Kohl’s (KSS) investors were pleasantly surprised as the struggling department store chain posted a surprise quarterly profit.
The retailer posted for the first quarter earnings per share (EPS) 13 cents, while analysts had expected a loss of 42 cents. Revenue fell 3.3% to $3.36 billion, which was slightly above estimates. Comparable store sales fell 4.3%, also slightly better than estimates.
CEO Tom Kingsbury attributed the results to a 6% reduction in inventory, improved store productivity and continued sales momentum at its Sephora stores in Kohl’s locations. He said the earnings “represented the first step as we work to improve sales and profit performance over the long term”.
Turnaround plan
Kingsbury officially took over as CEO in February 2023 and laid out a turnaround plan for the company, which had been plagued by falling sales and falling stock prices. Kohl’s has been under pressure from activist investors Ancora Holdings and Macellum Capital to boost the retailer’s fortunes, including calls to oust Kingsbury’s predecessor, Michelle Gass. She left in December 2022 to lead Levi Strauss (LEVI). The retailer also negotiated with the owner of the Vitamin Shoppe Franchise Group last year (NSR) about selling the company, but eventually ended the offer.

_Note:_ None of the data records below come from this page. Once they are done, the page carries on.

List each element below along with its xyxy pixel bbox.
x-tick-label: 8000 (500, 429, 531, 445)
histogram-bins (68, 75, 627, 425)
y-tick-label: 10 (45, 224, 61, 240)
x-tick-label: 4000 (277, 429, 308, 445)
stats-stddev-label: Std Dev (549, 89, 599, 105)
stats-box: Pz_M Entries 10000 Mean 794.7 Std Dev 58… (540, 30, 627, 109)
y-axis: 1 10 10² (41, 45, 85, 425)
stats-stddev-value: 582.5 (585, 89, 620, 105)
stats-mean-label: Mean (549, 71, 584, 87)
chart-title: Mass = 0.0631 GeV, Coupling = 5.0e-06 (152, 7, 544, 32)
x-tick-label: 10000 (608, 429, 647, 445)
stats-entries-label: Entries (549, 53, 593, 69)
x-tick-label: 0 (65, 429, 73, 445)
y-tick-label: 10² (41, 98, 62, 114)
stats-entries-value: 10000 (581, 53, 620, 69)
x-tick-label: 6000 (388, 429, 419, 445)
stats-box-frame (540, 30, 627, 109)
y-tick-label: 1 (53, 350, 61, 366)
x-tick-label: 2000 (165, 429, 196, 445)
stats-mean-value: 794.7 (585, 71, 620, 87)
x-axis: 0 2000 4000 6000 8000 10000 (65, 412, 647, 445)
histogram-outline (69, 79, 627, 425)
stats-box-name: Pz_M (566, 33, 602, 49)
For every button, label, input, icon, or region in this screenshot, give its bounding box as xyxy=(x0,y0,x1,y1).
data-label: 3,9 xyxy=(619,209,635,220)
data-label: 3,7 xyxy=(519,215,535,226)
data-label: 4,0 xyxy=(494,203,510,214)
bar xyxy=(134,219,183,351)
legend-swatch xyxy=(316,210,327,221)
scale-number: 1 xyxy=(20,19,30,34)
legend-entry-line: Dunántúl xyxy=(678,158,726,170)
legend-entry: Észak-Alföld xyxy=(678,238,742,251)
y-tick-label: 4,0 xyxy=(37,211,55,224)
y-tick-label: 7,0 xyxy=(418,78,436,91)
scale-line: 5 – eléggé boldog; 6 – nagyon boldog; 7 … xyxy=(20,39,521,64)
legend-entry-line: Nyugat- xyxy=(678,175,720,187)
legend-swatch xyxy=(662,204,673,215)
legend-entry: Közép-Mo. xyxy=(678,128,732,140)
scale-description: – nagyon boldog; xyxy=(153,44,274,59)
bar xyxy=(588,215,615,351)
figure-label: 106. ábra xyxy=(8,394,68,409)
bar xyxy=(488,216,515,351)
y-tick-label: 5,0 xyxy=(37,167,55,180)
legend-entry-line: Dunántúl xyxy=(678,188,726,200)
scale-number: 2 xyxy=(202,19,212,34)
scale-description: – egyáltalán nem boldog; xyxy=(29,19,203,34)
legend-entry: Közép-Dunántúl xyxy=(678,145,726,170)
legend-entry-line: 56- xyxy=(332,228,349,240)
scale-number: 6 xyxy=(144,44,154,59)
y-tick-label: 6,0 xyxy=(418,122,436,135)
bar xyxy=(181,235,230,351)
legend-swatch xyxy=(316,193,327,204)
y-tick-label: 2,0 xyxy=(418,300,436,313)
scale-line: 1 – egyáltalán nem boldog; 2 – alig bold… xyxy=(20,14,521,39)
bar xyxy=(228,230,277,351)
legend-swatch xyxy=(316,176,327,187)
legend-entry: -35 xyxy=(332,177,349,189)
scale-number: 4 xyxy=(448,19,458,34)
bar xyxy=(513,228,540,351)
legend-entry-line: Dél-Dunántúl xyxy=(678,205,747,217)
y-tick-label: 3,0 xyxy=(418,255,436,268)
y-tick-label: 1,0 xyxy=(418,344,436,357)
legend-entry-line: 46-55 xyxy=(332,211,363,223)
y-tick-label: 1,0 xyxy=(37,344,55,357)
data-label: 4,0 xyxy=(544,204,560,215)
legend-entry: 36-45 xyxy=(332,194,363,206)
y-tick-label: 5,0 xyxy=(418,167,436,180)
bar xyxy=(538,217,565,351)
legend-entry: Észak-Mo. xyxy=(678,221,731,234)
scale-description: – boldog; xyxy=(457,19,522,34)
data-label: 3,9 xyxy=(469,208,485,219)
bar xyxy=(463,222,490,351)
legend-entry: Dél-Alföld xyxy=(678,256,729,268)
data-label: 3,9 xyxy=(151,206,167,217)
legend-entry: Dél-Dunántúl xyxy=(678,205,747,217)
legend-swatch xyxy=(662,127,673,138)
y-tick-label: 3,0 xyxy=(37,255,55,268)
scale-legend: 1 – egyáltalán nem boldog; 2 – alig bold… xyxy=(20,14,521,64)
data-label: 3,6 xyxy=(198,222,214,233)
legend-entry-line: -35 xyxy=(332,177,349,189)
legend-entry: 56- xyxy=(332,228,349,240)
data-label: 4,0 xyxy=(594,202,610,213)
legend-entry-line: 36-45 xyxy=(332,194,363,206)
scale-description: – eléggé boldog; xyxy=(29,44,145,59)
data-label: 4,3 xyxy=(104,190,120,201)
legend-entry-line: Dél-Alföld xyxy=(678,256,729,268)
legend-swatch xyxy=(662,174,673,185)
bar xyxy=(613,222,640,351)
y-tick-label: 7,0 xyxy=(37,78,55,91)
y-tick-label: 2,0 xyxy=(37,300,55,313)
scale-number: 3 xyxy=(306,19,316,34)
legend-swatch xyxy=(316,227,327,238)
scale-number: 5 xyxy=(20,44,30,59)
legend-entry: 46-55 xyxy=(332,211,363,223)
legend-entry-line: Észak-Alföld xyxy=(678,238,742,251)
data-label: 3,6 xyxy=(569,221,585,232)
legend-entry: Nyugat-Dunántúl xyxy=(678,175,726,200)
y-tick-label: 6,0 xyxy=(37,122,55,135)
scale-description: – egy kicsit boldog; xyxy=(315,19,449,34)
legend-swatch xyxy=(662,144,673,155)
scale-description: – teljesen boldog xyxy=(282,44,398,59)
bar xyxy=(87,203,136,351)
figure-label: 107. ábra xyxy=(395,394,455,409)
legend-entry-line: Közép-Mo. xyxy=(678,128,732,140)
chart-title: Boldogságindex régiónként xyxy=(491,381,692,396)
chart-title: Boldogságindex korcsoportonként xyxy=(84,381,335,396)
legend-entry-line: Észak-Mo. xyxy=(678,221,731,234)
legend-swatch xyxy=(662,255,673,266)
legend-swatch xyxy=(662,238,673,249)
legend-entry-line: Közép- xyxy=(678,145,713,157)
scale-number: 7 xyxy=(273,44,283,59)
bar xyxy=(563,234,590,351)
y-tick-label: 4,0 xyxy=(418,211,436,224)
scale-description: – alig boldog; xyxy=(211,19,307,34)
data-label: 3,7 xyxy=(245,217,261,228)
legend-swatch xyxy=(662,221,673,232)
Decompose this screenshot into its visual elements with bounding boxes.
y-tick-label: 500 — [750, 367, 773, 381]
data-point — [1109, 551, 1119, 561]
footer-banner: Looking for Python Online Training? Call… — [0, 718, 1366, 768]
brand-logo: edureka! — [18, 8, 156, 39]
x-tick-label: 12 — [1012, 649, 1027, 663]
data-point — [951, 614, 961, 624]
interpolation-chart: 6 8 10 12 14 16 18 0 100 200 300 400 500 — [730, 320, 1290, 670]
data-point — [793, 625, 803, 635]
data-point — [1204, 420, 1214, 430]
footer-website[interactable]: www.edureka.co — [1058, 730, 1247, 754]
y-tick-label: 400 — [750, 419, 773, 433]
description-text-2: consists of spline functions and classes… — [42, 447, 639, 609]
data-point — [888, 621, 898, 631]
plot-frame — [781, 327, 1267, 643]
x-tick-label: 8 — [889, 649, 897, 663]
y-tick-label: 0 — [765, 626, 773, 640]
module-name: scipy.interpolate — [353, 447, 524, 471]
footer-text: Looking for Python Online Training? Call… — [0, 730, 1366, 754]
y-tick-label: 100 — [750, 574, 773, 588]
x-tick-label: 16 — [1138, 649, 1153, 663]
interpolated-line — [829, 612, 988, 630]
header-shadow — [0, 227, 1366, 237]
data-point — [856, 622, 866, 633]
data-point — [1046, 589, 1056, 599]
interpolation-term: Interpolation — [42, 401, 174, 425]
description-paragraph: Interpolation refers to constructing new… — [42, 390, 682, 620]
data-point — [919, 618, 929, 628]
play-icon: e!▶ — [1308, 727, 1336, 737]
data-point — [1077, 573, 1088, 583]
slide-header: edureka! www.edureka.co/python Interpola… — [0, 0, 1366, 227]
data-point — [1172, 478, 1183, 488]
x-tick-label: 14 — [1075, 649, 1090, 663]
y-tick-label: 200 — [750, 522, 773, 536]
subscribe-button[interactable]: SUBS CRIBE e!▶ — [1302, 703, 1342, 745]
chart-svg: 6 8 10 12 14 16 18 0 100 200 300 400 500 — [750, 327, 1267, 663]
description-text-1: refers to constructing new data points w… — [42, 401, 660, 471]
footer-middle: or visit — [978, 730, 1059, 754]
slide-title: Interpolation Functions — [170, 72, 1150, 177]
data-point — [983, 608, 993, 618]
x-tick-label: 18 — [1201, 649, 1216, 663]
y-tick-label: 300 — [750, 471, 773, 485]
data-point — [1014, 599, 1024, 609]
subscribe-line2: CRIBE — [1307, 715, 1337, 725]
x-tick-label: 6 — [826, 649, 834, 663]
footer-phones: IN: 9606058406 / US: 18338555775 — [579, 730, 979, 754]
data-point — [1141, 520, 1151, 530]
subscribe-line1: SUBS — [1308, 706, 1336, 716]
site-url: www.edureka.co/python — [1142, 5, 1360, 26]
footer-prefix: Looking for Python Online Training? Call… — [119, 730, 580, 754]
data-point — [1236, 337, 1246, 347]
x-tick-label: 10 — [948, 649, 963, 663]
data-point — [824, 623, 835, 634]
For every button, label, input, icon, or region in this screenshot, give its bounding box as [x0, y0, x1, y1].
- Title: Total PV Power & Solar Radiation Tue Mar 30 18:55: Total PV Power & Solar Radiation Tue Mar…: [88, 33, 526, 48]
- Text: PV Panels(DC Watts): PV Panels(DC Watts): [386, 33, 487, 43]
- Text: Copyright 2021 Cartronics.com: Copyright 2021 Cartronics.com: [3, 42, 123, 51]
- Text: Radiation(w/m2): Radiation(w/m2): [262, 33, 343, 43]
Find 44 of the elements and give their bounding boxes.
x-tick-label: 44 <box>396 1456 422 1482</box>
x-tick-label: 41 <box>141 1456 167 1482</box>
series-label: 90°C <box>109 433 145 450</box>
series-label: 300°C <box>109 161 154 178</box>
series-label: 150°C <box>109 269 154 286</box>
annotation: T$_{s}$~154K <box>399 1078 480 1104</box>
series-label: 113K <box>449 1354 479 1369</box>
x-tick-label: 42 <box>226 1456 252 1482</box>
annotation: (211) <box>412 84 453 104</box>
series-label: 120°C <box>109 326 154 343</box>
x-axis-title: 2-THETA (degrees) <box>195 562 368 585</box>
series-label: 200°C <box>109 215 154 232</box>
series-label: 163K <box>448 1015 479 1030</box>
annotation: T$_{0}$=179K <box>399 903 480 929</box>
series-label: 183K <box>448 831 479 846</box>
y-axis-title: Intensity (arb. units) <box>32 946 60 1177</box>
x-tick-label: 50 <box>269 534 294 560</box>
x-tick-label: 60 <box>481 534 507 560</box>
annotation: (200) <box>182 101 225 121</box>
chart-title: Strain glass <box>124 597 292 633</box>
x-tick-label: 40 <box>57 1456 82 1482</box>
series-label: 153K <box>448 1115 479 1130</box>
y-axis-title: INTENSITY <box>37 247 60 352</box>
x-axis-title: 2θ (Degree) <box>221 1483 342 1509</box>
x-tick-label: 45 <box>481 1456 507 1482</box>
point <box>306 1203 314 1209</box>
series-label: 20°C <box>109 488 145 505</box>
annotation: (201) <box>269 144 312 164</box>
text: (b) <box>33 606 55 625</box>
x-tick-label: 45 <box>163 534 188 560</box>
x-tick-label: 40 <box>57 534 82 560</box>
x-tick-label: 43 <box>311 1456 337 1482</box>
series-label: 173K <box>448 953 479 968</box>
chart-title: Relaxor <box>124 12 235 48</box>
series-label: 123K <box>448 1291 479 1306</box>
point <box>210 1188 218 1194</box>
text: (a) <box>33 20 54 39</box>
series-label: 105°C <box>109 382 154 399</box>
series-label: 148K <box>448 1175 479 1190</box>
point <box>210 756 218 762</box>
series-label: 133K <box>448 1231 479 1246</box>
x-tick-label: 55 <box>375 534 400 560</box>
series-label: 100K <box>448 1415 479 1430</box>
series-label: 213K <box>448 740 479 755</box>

Kingsbury added that “there is still work to be done” and the macro environment “remains challenging.” He explained that’s why Kohl’s is reaffirming its full-year outlook for a decline in sales of 2% to 4% with EPS in the range of $2.10 to $2.70.
Kohl’s shares were up 6% as of 2:30 p.m. ET Wednesday. However, they have lost 46% of their value over the past year, far underperforming the broader benchmark Consumer sector sector, which is 7% more than in the same period.